Published: Sat, September 22, 2018
Medical | By

Octopus’s display Prosocial Behavior under the Influence of MDMA

Octopus’s display Prosocial Behavior under the Influence of MDMA

MDMA (methylenedioxy-methylamphetamine), also known as ecstasy, is a powerful mood-altering drug which floods the human brain with a chemical called serotonin. The research could help us better understand that our brain and social behavior are influenced by more basic processes than we imagined.

Gul Dolen, the assistant professor of neuroscience at the Johns Hopkins University School of Medicine and the lead investigator of the experiment stated: "The brains of octopuses are more similar to those of snails than humans, but our studies add to evidence that they can exhibit some of the same behaviours that we can".

Typically, octopuses are non-social creatures that tend to avoid or shy away from other creatures including other octopuses unless it is mating season. A new study on how an octopus given Ecstasy acts offers clues about how the drug can be used in broader settings.

But as in humans, when the octopuses receive a dose of MDMA, also known as the party drug ecstasy, they begin to become very social indeed.

A complete summary of these experiments has been published in the journal Current Biology.

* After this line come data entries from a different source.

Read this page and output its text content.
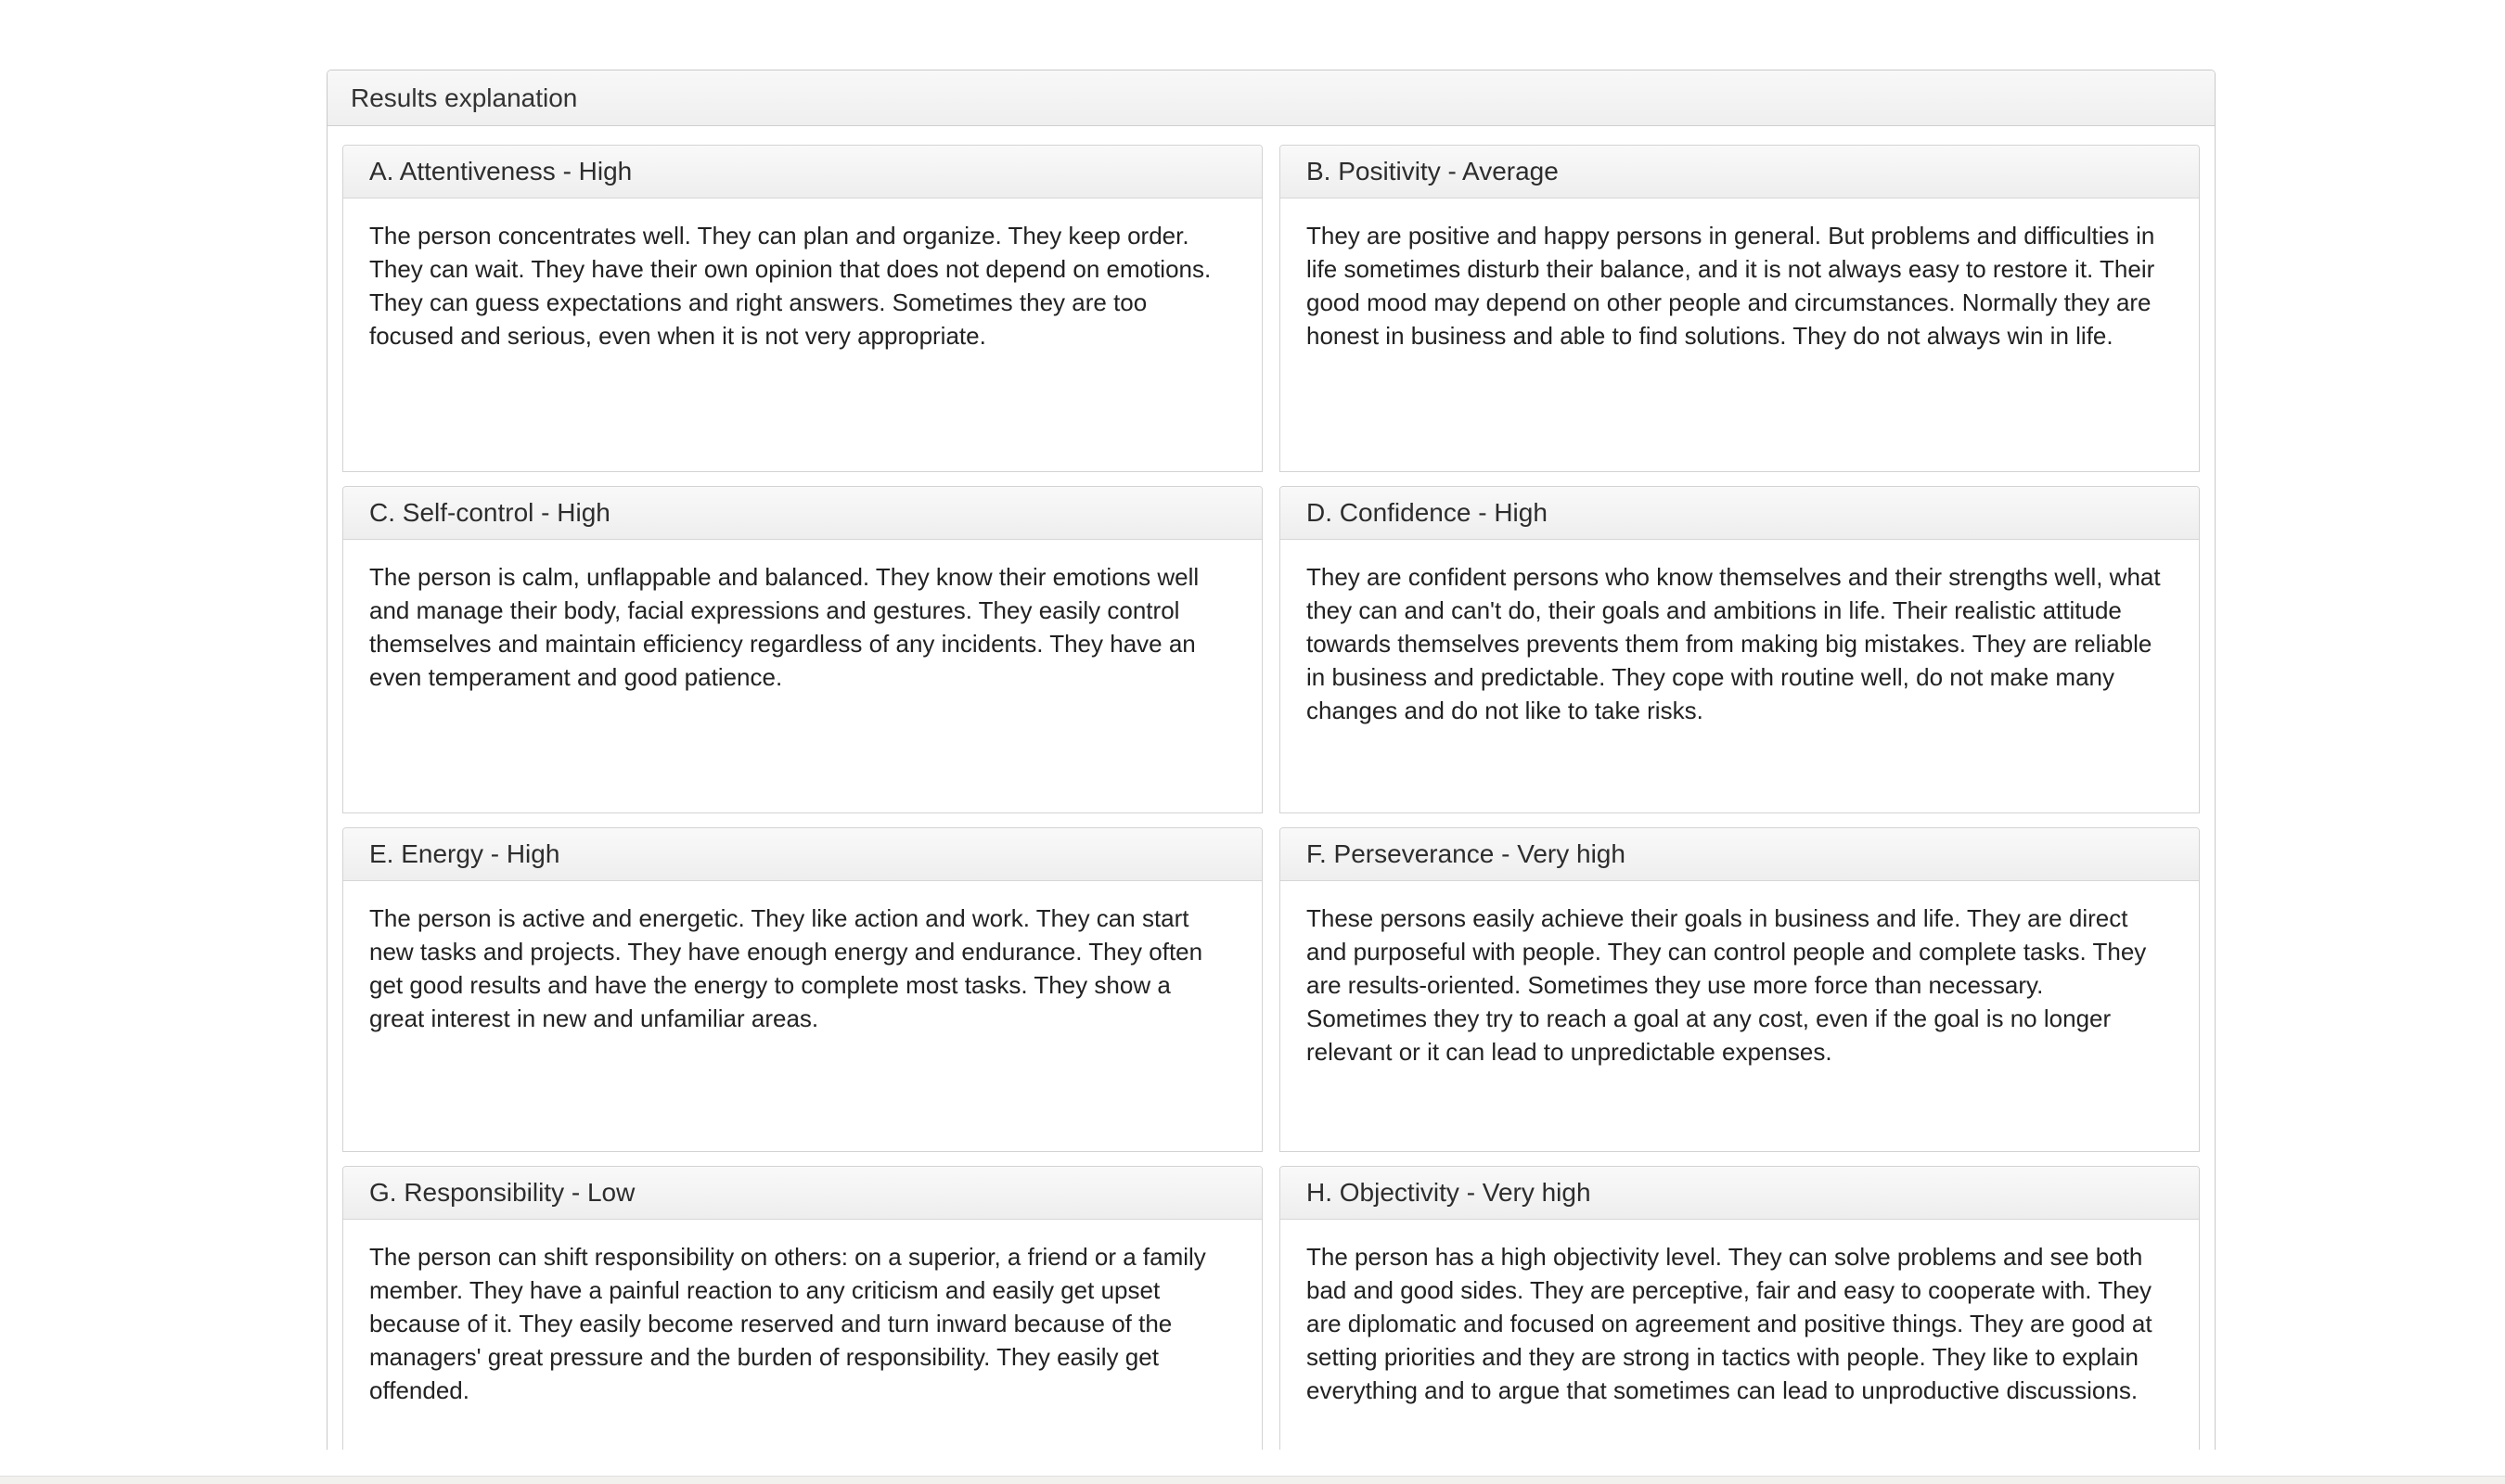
Results explanation
A. Attentiveness - High
The person concentrates well. They can plan and organize. They keep order. They can wait. They have their own opinion that does not depend on emotions. They can guess expectations and right answers. Sometimes they are too focused and serious, even when it is not very appropriate.
B. Positivity - Average
They are positive and happy persons in general. But problems and difficulties in life sometimes disturb their balance, and it is not always easy to restore it. Their good mood may depend on other people and circumstances. Normally they are honest in business and able to find solutions. They do not always win in life.
C. Self-control - High
The person is calm, unflappable and balanced. They know their emotions well and manage their body, facial expressions and gestures. They easily control themselves and maintain efficiency regardless of any incidents. They have an even temperament and good patience.
D. Confidence - High
They are confident persons who know themselves and their strengths well, what they can and can't do, their goals and ambitions in life. Their realistic attitude towards themselves prevents them from making big mistakes. They are reliable in business and predictable. They cope with routine well, do not make many changes and do not like to take risks.
E. Energy - High
The person is active and energetic. They like action and work. They can start new tasks and projects. They have enough energy and endurance. They often get good results and have the energy to complete most tasks. They show a great interest in new and unfamiliar areas.
F. Perseverance - Very high
These persons easily achieve their goals in business and life. They are direct and purposeful with people. They can control people and complete tasks. They are results-oriented. Sometimes they use more force than necessary. Sometimes they try to reach a goal at any cost, even if the goal is no longer relevant or it can lead to unpredictable expenses.
G. Responsibility - Low
The person can shift responsibility on others: on a superior, a friend or a family member. They have a painful reaction to any criticism and easily get upset because of it. They easily become reserved and turn inward because of the managers' great pressure and the burden of responsibility. They easily get offended.
H. Objectivity - Very high
The person has a high objectivity level. They can solve problems and see both bad and good sides. They are perceptive, fair and easy to cooperate with. They are diplomatic and focused on agreement and positive things. They are good at setting priorities and they are strong in tactics with people. They like to explain everything and to argue that sometimes can lead to unproductive discussions.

Octopuses are nearly entirely antisocial, except when they're mating, and scientists who study them have to house them separately so they don't kill or eat each other. They wanted to examine whether the chemistry behind human social behaviours also exists in octopuses - creatures that are socially very different to humans.

Scientists in the USA have revealed that octopuses under the influence of ecstasy become highly social. They spend more time around the octopus in the cage, even spreading their limbs to symbolize "an eight-armed hug".

Researchers Eric Edsinger, Ph.D., and Gül Dölen, M.D., Ph.D. had a closer look at the genomic sequence of the California two-spot octopus and found that they and humans have almost identical genomic codes for the transporter that binds serotonin, a mood regulator, to the neuron's membrane.


One octopus was doing back flips, according to Dr Dolen, who said that some of the behaviours were so unusual the research team couldn't quantify them. Dolen said, "Octopuses will suspend their antisocial behaviour for mating, for example". For the next 30 minutes the test animals were placed inside the experimental chambers.

"To me, that means we really need to appreciate that the business end of these things is at the level of the molecule".

GREENFIELDBOYCE: And it shows that some of our biological systems for social behavior must go way, way back because humans and octopuses are separated by more than 500 million years of evolution.

Scientists gave several female and male octopuses a bath laced with the drug.

"It's not just quantitatively more time, but qualitative", Dölen said in a statement.

"They were very loose", Dölen says.

At first, when they received a little too much MDMA, they breathed erratically and turned white.